- Relator(a)
- Delaide Alves Miranda Arantes
- Órgão julgador
- 8ª Turma
- Data do julgamento
- 05/10/2022
- Data de publicação
- 10/10/2022
TST – Agravo 0011345-21.2017.5.15.0067, Rel. Delaide Alves Miranda Arantes, 8ª Turma, j. 05/10/2022, p. 10/10/2022
EMENTA: AGRAVOS EM AGRAVOS DE INSTRUMENTO EM RECURSOS DE REVISTA INTERPOSTOS PELOS RECLAMADOS NA VIGÊNCIA DA LEI 13.467/2017. TRANSCENDÊNCIA RECONHECIDA . RESPONSABILIDADE SUBSIDIÁRIA. ENTE PÚBLICO. CULPA IN VIGILANDO . FISCALIZAÇÃO INEFICIENTE. 1. O Supremo Tribunal Federal, no julgamento da ADC 16, declarou a constitucionalidade do art. 71, § 1.º, da Lei 8.666/93. Afirmou que a simples inadimplência da empresa contratada não transfere, automaticamente, a responsabilidade pelas verbas trabalhistas para a entidade pública.
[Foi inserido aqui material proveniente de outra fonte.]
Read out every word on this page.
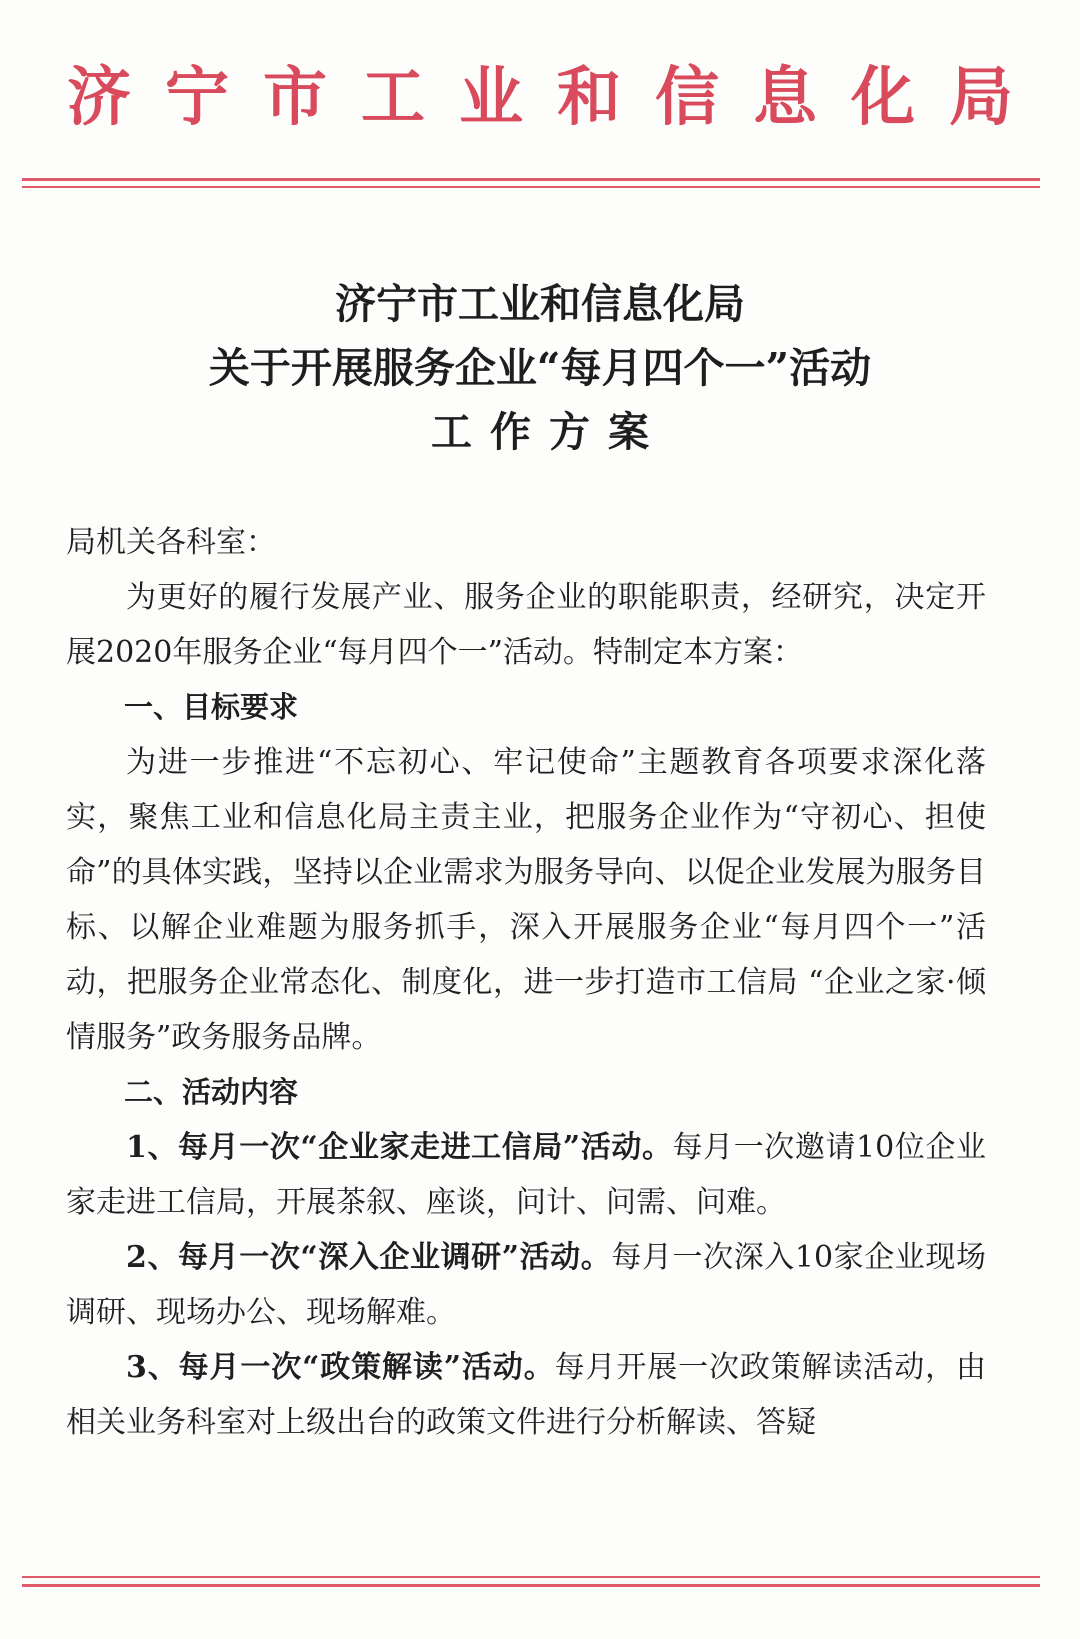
济宁市工业和信息化局
济宁市工业和信息化局
关于开展服务企业“每月四个一”活动
工作方案

局机关各科室：

为更好的履行发展产业、服务企业的职能职责，经研究，决定开展2020年服务企业“每月四个一”活动。特制定本方案：

一、目标要求

为进一步推进“不忘初心、牢记使命”主题教育各项要求深化落实，聚焦工业和信息化局主责主业，把服务企业作为“守初心、担使命”的具体实践，坚持以企业需求为服务导向、以促企业发展为服务目标、以解企业难题为服务抓手，深入开展服务企业“每月四个一”活动，把服务企业常态化、制度化，进一步打造市工信局 “企业之家·倾情服务”政务服务品牌。

二、活动内容

1、每月一次“企业家走进工信局”活动。每月一次邀请10位企业家走进工信局，开展茶叙、座谈，问计、问需、问难。

2、每月一次“深入企业调研”活动。每月一次深入10家企业现场调研、现场办公、现场解难。

3、每月一次“政策解读”活动。每月开展一次政策解读活动，由相关业务科室对上级出台的政策文件进行分析解读、答疑
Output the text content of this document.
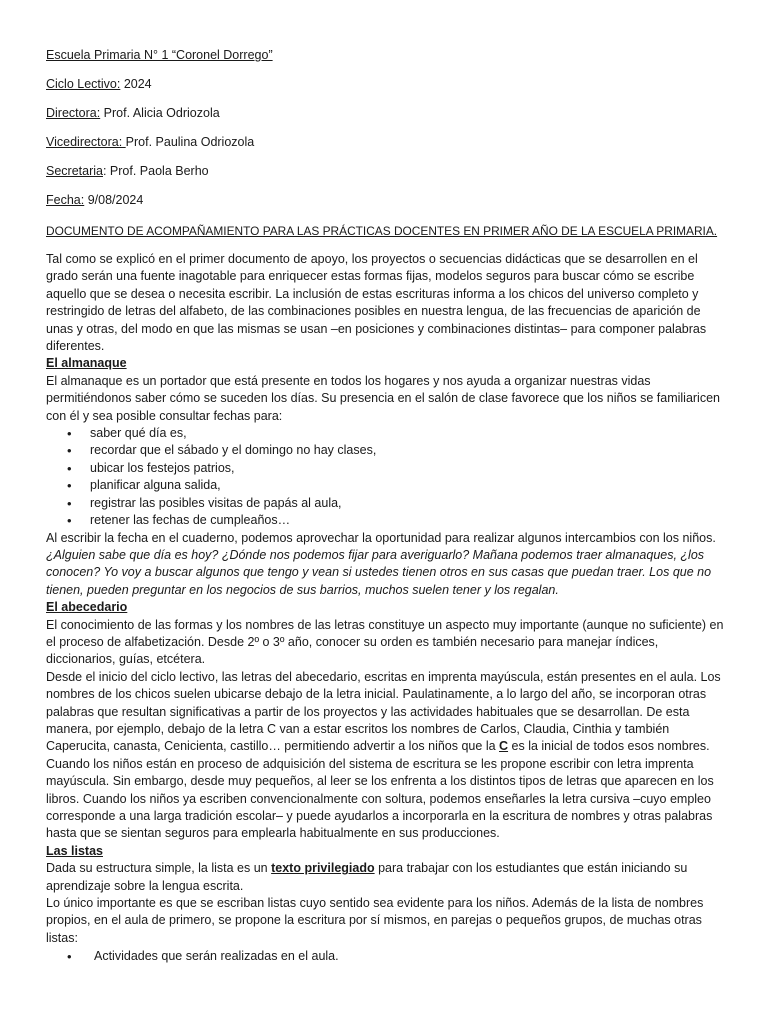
Escuela Primaria N° 1 “Coronel Dorrego”
Ciclo Lectivo: 2024
Directora: Prof. Alicia Odriozola
Vicedirectora: Prof. Paulina Odriozola
Secretaria: Prof. Paola Berho
Fecha: 9/08/2024
DOCUMENTO DE ACOMPAÑAMIENTO PARA LAS PRÁCTICAS DOCENTES EN PRIMER AÑO DE LA ESCUELA PRIMARIA.

Tal como se explicó en el primer documento de apoyo, los proyectos o secuencias didácticas que se desarrollen en el grado serán una fuente inagotable para enriquecer estas formas fijas, modelos seguros para buscar cómo se escribe aquello que se desea o necesita escribir. La inclusión de estas escrituras informa a los chicos del universo completo y restringido de letras del alfabeto, de las combinaciones posibles en nuestra lengua, de las frecuencias de aparición de unas y otras, del modo en que las mismas se usan –en posiciones y combinaciones distintas– para componer palabras diferentes.

El almanaque

El almanaque es un portador que está presente en todos los hogares y nos ayuda a organizar nuestras vidas permitiéndonos saber cómo se suceden los días. Su presencia en el salón de clase favorece que los niños se familiaricen con él y sea posible consultar fechas para:

• saber qué día es,
• recordar que el sábado y el domingo no hay clases,
• ubicar los festejos patrios,
• planificar alguna salida,
• registrar las posibles visitas de papás al aula,
• retener las fechas de cumpleaños…

Al escribir la fecha en el cuaderno, podemos aprovechar la oportunidad para realizar algunos intercambios con los niños. ¿Alguien sabe que día es hoy? ¿Dónde nos podemos fijar para averiguarlo? Mañana podemos traer almanaques, ¿los conocen? Yo voy a buscar algunos que tengo y vean si ustedes tienen otros en sus casas que puedan traer. Los que no tienen, pueden preguntar en los negocios de sus barrios, muchos suelen tener y los regalan.

El abecedario

El conocimiento de las formas y los nombres de las letras constituye un aspecto muy importante (aunque no suficiente) en el proceso de alfabetización. Desde 2º o 3º año, conocer su orden es también necesario para manejar índices, diccionarios, guías, etcétera.

Desde el inicio del ciclo lectivo, las letras del abecedario, escritas en imprenta mayúscula, están presentes en el aula. Los nombres de los chicos suelen ubicarse debajo de la letra inicial. Paulatinamente, a lo largo del año, se incorporan otras palabras que resultan significativas a partir de los proyectos y las actividades habituales que se desarrollan. De esta manera, por ejemplo, debajo de la letra C van a estar escritos los nombres de Carlos, Claudia, Cinthia y también Caperucita, canasta, Cenicienta, castillo… permitiendo advertir a los niños que la C es la inicial de todos esos nombres.

Cuando los niños están en proceso de adquisición del sistema de escritura se les propone escribir con letra imprenta mayúscula. Sin embargo, desde muy pequeños, al leer se los enfrenta a los distintos tipos de letras que aparecen en los libros. Cuando los niños ya escriben convencionalmente con soltura, podemos enseñarles la letra cursiva –cuyo empleo corresponde a una larga tradición escolar– y puede ayudarlos a incorporarla en la escritura de nombres y otras palabras hasta que se sientan seguros para emplearla habitualmente en sus producciones.

Las listas

Dada su estructura simple, la lista es un texto privilegiado para trabajar con los estudiantes que están iniciando su aprendizaje sobre la lengua escrita.

Lo único importante es que se escriban listas cuyo sentido sea evidente para los niños. Además de la lista de nombres propios, en el aula de primero, se propone la escritura por sí mismos, en parejas o pequeños grupos, de muchas otras listas:

• Actividades que serán realizadas en el aula.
No mesmo passo, todavia, a Corte Suprema concluiu que é plenamente possível a imputação de responsabilidade subsidiária ao ente público quando constatada, no caso concreto, a violação do dever de licitar e/ou de fiscalizar de forma eficaz a execução do contrato. 2. Na condição de última instância avaliadora da prova, e em sintonia com o princípio da persuasão racional, o Tribunal Regional concluiu ter sido demonstrada a culpa in vigilando da Administração pela fiscalização ineficiente do contrato. A revisão dessa conclusão demandaria a revisão do acervo fático-probatório dos autos, o que é vedado a teor da Súmula 126 do TST . Agravos não providos . (Tribunal Superior do Trabalho (8ª Turma). Acórdão: 0011345-21.2017.5.15.0067. Relator(a): DELAIDE ALVES MIRANDA ARANTES. Data de julgamento: 05/10/2022. Juntado aos autos em 10/10/2022.)